Hermosillo, Mexico shared CC by pmoroni
I was little surprised to find that yesterday was the hottest day ever recorded in Vancouver. In no small part because the record temperature rang in at only 33.8 degrees C (92.8 F): warm, no question, but a normal summer day where I grew up in Saskatoon.
It put me to mind of my first day flying to my new job in Hermosillo, Mexico eleven years ago. In a sense, a job that marked my introduction into the field of education technology. I boarded a plane on a pleasant July day in Vancouver, changing planes in Phoenix. I could feel an unfamiliar intense heat coming through the walls of the airport concourses of Sky Harbor, and I knew I had entered a wild new climactic experience. A couple hours later I landed in Hermosillo. I was at something of a low point back then, career-wise, so when this opportunity came my way I was determined to make the best of it. But when I felt that blast furnace hit my face walking out of the airport I went a little weak at the knees, wondering what the hell I had just done.
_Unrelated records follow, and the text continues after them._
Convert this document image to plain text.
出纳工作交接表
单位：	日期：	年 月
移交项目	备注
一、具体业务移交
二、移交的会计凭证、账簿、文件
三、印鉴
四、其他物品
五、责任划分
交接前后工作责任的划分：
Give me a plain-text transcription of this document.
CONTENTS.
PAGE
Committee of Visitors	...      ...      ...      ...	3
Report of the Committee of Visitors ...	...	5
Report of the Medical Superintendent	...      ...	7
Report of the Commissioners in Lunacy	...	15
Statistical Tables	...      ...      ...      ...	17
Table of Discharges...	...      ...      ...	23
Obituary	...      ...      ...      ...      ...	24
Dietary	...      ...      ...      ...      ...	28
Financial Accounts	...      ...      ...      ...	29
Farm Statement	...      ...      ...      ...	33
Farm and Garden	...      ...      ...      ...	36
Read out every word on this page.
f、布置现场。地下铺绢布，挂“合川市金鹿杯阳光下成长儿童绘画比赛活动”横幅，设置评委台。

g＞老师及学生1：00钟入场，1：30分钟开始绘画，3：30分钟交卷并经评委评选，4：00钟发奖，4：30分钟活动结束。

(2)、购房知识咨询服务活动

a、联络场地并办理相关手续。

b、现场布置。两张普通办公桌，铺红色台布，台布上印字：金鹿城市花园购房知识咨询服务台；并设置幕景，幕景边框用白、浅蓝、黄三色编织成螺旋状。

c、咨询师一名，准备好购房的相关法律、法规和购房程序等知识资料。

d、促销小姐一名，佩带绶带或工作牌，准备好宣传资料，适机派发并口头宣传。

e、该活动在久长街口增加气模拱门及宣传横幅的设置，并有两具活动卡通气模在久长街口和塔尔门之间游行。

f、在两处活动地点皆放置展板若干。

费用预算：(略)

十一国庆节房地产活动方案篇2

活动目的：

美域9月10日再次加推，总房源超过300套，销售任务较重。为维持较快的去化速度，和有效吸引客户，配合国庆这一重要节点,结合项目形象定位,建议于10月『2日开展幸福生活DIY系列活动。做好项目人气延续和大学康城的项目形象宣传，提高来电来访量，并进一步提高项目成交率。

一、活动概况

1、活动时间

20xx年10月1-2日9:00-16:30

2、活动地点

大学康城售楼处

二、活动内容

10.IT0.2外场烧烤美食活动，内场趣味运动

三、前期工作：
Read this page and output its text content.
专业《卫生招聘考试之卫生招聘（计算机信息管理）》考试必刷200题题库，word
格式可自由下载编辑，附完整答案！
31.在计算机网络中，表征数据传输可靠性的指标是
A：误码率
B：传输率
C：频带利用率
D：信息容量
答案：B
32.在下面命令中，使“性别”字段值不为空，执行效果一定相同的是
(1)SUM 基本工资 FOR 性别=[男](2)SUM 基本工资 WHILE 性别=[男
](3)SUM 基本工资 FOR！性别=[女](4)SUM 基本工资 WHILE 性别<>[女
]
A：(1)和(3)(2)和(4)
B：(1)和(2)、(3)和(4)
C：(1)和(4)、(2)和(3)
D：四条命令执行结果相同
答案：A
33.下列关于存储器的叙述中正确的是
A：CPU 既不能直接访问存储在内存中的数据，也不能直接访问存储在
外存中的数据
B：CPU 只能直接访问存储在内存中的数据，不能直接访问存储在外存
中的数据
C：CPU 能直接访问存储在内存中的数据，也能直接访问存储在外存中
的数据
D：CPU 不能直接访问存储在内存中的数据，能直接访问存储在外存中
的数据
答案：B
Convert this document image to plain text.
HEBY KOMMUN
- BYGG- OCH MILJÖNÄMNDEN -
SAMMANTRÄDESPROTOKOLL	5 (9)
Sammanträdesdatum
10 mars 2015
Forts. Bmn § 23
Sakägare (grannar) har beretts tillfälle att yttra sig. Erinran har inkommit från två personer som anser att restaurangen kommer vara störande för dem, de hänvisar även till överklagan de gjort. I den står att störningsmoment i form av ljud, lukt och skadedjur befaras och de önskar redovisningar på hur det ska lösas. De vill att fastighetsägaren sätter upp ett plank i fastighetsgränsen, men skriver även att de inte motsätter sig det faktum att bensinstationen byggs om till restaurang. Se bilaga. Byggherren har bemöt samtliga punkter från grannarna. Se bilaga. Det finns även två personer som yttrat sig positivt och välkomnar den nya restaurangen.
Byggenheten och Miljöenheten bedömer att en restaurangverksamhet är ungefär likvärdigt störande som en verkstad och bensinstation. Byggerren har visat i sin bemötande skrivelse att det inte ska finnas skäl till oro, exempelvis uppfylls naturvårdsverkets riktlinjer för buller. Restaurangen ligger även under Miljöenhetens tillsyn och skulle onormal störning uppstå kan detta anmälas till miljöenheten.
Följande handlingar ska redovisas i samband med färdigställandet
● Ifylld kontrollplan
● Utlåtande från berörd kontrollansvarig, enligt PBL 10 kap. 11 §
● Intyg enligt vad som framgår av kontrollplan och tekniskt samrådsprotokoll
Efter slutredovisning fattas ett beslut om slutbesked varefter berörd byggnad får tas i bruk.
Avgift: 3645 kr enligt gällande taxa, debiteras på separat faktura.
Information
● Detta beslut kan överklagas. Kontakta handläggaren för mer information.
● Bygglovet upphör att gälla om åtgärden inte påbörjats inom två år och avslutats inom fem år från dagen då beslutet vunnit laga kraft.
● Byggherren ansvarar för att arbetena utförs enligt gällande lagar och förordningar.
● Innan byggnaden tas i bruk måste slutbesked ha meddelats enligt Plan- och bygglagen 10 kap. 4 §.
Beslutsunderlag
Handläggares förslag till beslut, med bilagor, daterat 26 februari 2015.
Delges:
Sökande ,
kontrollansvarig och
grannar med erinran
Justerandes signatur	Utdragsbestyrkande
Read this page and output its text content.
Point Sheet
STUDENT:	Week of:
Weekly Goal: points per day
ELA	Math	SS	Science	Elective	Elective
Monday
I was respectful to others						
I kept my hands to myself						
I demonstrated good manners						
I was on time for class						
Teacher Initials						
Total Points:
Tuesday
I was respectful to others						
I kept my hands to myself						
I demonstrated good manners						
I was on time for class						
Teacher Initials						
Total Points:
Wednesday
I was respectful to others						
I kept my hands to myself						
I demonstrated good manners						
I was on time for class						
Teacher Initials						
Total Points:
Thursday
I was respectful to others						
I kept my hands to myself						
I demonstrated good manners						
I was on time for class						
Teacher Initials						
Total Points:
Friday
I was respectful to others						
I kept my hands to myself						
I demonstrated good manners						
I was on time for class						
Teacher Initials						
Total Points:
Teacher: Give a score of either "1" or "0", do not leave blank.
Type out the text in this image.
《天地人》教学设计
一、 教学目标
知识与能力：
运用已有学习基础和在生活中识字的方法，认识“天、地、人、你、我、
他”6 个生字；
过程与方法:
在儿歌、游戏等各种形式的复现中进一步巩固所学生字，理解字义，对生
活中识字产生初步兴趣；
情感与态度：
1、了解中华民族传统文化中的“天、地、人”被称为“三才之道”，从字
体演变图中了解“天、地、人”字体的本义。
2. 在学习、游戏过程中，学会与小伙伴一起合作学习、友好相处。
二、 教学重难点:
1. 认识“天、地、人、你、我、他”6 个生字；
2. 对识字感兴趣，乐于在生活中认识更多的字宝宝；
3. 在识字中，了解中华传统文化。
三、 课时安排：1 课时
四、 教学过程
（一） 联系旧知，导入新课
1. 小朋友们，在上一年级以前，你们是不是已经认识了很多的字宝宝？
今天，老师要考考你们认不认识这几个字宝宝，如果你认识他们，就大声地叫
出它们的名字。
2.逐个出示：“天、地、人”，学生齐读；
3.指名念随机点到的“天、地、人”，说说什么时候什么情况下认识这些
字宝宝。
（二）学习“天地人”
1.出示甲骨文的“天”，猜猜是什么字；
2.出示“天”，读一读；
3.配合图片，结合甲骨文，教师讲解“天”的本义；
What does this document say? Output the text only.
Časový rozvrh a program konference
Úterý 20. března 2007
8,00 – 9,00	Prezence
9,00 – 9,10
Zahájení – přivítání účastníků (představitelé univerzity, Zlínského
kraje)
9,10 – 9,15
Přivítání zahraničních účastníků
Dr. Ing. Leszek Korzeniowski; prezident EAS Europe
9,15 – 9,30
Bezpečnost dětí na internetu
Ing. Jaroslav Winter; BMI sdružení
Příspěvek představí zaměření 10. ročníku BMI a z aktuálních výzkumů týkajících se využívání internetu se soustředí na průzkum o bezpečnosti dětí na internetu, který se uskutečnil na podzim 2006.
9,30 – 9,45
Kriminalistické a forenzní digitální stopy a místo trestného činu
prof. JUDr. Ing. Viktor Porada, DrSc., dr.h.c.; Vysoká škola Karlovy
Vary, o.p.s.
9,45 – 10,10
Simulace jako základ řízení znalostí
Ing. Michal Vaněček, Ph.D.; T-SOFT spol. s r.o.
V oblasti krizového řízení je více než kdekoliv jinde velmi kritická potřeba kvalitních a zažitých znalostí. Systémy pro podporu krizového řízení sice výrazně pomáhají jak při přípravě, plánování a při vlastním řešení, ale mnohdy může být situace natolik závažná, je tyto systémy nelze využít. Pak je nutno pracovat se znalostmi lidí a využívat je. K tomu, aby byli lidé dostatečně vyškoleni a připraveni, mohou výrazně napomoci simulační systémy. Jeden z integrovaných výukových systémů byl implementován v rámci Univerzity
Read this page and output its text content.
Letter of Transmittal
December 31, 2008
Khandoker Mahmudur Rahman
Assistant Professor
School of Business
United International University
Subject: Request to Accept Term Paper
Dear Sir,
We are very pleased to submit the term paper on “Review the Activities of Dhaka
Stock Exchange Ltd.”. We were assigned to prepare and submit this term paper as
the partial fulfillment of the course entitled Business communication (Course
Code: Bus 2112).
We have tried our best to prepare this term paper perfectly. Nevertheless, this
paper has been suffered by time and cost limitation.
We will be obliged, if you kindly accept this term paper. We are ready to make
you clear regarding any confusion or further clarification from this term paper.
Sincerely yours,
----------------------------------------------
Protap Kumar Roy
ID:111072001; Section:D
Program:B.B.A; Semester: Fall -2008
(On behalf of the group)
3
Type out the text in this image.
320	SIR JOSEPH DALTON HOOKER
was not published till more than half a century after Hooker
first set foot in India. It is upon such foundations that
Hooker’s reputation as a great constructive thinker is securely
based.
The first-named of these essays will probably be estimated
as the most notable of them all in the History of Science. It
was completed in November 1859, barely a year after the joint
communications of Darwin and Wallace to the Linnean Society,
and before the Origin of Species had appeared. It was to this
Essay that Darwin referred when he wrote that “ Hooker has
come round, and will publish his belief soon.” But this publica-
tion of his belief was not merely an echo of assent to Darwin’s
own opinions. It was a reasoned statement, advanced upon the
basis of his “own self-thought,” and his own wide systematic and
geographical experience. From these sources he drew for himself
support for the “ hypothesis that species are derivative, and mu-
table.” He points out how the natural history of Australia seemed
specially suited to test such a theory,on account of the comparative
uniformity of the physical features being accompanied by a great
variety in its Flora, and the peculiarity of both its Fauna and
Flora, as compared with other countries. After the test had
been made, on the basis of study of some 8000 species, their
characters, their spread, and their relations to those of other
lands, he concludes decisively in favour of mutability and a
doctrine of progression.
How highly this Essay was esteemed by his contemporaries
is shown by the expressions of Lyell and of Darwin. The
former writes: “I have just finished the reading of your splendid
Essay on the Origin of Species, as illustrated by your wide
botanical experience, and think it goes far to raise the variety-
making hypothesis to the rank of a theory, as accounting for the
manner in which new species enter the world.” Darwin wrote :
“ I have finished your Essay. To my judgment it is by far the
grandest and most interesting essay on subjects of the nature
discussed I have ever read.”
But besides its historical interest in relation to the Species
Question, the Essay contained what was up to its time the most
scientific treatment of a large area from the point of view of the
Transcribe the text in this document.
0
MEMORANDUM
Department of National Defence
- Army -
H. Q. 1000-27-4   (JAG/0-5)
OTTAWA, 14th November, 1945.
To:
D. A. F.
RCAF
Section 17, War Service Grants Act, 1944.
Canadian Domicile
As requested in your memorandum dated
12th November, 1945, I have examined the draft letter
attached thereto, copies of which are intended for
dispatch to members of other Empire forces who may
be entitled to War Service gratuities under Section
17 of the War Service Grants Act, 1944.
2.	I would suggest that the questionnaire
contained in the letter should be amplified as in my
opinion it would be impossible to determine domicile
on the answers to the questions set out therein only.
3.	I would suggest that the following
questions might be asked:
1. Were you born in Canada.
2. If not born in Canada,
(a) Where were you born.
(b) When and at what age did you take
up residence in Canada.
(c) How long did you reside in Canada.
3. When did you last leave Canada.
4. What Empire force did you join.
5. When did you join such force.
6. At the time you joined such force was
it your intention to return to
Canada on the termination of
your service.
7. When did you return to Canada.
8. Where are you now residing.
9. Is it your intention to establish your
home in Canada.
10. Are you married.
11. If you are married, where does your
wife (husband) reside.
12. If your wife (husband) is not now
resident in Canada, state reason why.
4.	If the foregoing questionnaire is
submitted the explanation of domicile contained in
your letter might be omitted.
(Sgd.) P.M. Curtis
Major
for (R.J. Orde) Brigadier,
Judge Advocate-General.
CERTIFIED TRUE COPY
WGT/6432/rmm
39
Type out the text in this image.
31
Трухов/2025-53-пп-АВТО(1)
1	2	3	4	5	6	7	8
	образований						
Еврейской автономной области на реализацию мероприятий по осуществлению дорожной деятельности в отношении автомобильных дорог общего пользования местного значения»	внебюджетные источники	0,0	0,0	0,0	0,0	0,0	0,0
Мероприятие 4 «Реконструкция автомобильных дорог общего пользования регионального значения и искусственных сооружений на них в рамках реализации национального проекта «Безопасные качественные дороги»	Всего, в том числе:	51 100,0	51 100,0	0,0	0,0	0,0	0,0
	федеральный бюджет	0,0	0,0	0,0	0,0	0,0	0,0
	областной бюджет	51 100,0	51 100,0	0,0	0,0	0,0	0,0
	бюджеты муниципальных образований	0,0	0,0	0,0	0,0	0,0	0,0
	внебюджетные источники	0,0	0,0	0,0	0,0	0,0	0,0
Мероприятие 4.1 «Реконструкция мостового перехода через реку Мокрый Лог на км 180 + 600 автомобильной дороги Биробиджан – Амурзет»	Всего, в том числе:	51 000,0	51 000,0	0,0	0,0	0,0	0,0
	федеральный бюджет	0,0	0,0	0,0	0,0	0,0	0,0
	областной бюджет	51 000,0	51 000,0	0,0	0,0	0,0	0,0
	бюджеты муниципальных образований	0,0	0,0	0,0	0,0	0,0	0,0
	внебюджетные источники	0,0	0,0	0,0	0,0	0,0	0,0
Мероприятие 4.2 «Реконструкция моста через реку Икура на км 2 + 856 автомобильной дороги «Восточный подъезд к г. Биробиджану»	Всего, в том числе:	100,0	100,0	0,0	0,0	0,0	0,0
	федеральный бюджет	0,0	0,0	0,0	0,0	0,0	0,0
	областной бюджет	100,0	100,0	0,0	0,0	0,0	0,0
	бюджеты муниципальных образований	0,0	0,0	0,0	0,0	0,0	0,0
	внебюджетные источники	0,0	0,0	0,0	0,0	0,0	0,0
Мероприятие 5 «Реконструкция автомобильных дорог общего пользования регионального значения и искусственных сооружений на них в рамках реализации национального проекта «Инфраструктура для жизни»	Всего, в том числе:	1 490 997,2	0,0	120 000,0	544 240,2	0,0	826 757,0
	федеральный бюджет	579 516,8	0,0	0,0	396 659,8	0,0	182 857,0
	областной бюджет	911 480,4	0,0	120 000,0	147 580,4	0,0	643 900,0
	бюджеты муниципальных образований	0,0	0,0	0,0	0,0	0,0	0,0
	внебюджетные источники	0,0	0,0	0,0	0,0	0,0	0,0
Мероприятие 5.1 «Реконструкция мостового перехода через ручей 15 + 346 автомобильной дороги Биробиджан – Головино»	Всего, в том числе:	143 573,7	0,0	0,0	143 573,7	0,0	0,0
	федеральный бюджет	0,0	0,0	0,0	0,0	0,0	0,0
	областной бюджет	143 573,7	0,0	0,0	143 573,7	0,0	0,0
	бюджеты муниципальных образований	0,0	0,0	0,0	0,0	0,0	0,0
The number I remember bandied about as the temperature high that day was 48.5 degrees (119.3 F). Which would mean, if this particular edit of Wikipedia is correct (other data in the entry indicate records as high as 55 degrees), that I arrived in Hermosillo as it was achieving its own record high. That was a revelatory drive into town, tires were exploding just from contact on the sticky asphalt.
The city doesn’t have the best set-up for its climate. The ubiquity of concrete and pavement just intensifies the sensation, and most houses are made of cinder-blocks, which means homes heat up like brick ovens and don’t really cool off at night. My first house had one loud but ineffective A/C rack in a back bedroom, so there really was no escaping the heat, all you could do was sit in a shady spot outside drinking Tecate cans served up in bags of crushed ice and feel your brain melt into the sand.
That all said, I have nothing but fond memories of Hermosillo, la ciudad de mas macho. Fun people, fantastic cheap carne asada taco stands seemingly on every corner, ranchera and banda music blaring loudly from cars, storefronts and houses. Every observation seemed charged with near-hallucinatory intensity. On a day like today, I even find myself wondering what 48 degrees would feel like…
Love these reminiscences. We’ve been hearing lots of grumbling about unbearable heat from Vancouver friends, but it’s been hard to be sympathetic, as it’s been mid-to-high 30s here all week. 33 would feel like a break.